Шрифт:
Интервал:
Закладка:
На минуту повисло молчание, цепляющееся за ее слова. Гарольд с новой силой поразился тому, как жизнь способна измениться в один миг. Ты можешь заниматься самыми будничными делами — выгуливать собаку своего друга, обуваться — даже не догадываясь, что все твои чаяния скоро пойдут прахом.
— Может, он еще вернется…
— Уже прошел год.
— И все же…
— Нет.
Мартина шмыгнула носом, как будто простыла, хотя оба знали, что это не так.
— И вот появились вы — по пути в Берик-на-Твиде…
Гарольд с опаской подумал, не начнет ли Мартина отговаривать его от такого невозможного предприятия, но она вымолвила только:
— Мне бы хоть крупицу вашей веры…
— Но она у вас есть!
— Нет, — возразила Мартина. — Я жду того, чему никогда не бывать.

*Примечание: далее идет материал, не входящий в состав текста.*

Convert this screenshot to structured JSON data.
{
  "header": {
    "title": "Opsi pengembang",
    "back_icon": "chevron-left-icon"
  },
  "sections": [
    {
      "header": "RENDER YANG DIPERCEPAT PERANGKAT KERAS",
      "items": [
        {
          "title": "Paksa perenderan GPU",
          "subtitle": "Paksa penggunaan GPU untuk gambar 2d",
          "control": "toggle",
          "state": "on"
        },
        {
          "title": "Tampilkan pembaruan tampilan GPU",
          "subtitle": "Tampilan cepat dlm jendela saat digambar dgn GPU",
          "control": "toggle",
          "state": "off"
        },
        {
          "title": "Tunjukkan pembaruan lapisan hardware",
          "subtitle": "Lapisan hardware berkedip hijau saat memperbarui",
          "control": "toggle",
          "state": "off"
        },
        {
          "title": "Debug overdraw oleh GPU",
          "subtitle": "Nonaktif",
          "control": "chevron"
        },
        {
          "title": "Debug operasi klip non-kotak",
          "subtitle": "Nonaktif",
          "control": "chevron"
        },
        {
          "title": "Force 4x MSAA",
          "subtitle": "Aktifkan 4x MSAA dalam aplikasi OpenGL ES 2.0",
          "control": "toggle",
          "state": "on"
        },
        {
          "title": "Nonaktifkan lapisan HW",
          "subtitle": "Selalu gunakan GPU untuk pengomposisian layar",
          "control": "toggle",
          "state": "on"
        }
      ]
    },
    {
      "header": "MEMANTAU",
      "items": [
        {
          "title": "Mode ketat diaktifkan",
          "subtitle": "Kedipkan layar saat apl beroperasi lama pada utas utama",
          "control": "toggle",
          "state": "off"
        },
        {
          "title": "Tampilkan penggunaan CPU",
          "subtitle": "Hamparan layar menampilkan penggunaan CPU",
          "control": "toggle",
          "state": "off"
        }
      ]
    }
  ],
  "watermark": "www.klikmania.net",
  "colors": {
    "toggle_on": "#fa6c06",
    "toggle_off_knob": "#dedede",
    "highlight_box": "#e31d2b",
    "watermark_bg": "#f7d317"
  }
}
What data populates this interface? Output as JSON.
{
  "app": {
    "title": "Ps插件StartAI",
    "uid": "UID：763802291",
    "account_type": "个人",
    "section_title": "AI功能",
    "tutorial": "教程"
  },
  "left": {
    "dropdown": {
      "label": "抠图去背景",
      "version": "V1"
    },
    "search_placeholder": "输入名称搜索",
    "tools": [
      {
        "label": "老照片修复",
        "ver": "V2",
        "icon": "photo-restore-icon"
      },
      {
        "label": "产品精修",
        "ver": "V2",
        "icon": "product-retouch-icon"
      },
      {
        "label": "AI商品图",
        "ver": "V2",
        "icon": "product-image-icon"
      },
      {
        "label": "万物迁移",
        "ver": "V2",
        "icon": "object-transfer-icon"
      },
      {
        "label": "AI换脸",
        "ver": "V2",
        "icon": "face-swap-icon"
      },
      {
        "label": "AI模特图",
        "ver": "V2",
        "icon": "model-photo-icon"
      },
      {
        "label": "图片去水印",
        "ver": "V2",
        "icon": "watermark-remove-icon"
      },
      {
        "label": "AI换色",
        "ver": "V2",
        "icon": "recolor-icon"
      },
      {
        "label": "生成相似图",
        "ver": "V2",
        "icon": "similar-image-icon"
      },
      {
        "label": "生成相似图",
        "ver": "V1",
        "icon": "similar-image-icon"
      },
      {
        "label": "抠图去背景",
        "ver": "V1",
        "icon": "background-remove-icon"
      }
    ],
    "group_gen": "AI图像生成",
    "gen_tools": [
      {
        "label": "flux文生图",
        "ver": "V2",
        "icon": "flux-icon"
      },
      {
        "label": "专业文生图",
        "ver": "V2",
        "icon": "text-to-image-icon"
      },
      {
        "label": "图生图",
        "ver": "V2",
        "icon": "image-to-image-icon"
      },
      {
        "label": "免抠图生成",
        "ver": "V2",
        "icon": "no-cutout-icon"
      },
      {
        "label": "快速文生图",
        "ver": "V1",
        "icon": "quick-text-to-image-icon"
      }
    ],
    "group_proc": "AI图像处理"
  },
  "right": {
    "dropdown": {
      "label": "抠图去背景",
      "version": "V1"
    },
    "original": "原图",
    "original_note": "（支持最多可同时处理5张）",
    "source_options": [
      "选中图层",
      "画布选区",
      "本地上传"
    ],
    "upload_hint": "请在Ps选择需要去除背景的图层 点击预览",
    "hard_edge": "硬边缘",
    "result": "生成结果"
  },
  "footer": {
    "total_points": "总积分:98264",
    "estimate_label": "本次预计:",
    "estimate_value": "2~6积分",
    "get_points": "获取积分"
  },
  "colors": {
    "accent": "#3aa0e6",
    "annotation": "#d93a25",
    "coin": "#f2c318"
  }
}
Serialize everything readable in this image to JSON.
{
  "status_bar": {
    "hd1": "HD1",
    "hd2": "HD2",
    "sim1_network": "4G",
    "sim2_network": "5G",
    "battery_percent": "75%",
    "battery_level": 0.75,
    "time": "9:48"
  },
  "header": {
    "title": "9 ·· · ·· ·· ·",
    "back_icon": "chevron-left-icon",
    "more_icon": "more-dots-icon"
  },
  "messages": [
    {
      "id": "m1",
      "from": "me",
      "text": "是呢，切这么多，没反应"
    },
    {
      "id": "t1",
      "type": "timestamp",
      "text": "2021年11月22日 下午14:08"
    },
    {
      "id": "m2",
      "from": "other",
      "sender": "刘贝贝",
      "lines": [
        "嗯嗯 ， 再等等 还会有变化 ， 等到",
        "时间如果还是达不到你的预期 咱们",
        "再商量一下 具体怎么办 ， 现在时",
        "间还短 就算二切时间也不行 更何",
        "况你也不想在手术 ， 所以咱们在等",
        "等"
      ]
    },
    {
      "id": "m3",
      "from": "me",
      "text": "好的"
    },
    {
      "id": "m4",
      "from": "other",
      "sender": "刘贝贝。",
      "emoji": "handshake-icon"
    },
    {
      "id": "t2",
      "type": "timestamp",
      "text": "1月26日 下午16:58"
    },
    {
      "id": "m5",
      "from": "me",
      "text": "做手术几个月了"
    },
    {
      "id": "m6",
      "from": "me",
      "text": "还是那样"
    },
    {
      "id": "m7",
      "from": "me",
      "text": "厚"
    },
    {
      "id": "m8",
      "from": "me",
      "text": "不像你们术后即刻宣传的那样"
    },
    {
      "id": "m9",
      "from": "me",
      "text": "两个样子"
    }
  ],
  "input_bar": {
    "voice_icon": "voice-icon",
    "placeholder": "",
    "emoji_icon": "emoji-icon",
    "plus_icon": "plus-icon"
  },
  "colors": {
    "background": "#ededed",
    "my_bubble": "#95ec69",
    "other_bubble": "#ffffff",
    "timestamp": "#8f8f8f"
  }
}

Она сидела, не двигаясь, и Гарольд догадался, что она думает о прошлом. А еще он понял, что и его вера, какой бы она ни была, сама по себе очень непрочна.
Гарольд очистил тарелку Мартины, отнес на кухню, включил горячую воду и вымыл грязные кастрюли. Объедки он отдал собаке, а сам все думал о Мартине, ожидавшей мужчину, который никогда не придет. Ему вспомнилась жена — как усердно она оттирала никому не видимые пятна. Ему вдруг показалось, что он понимает ее, и тут же захотелось ей об этом сказать.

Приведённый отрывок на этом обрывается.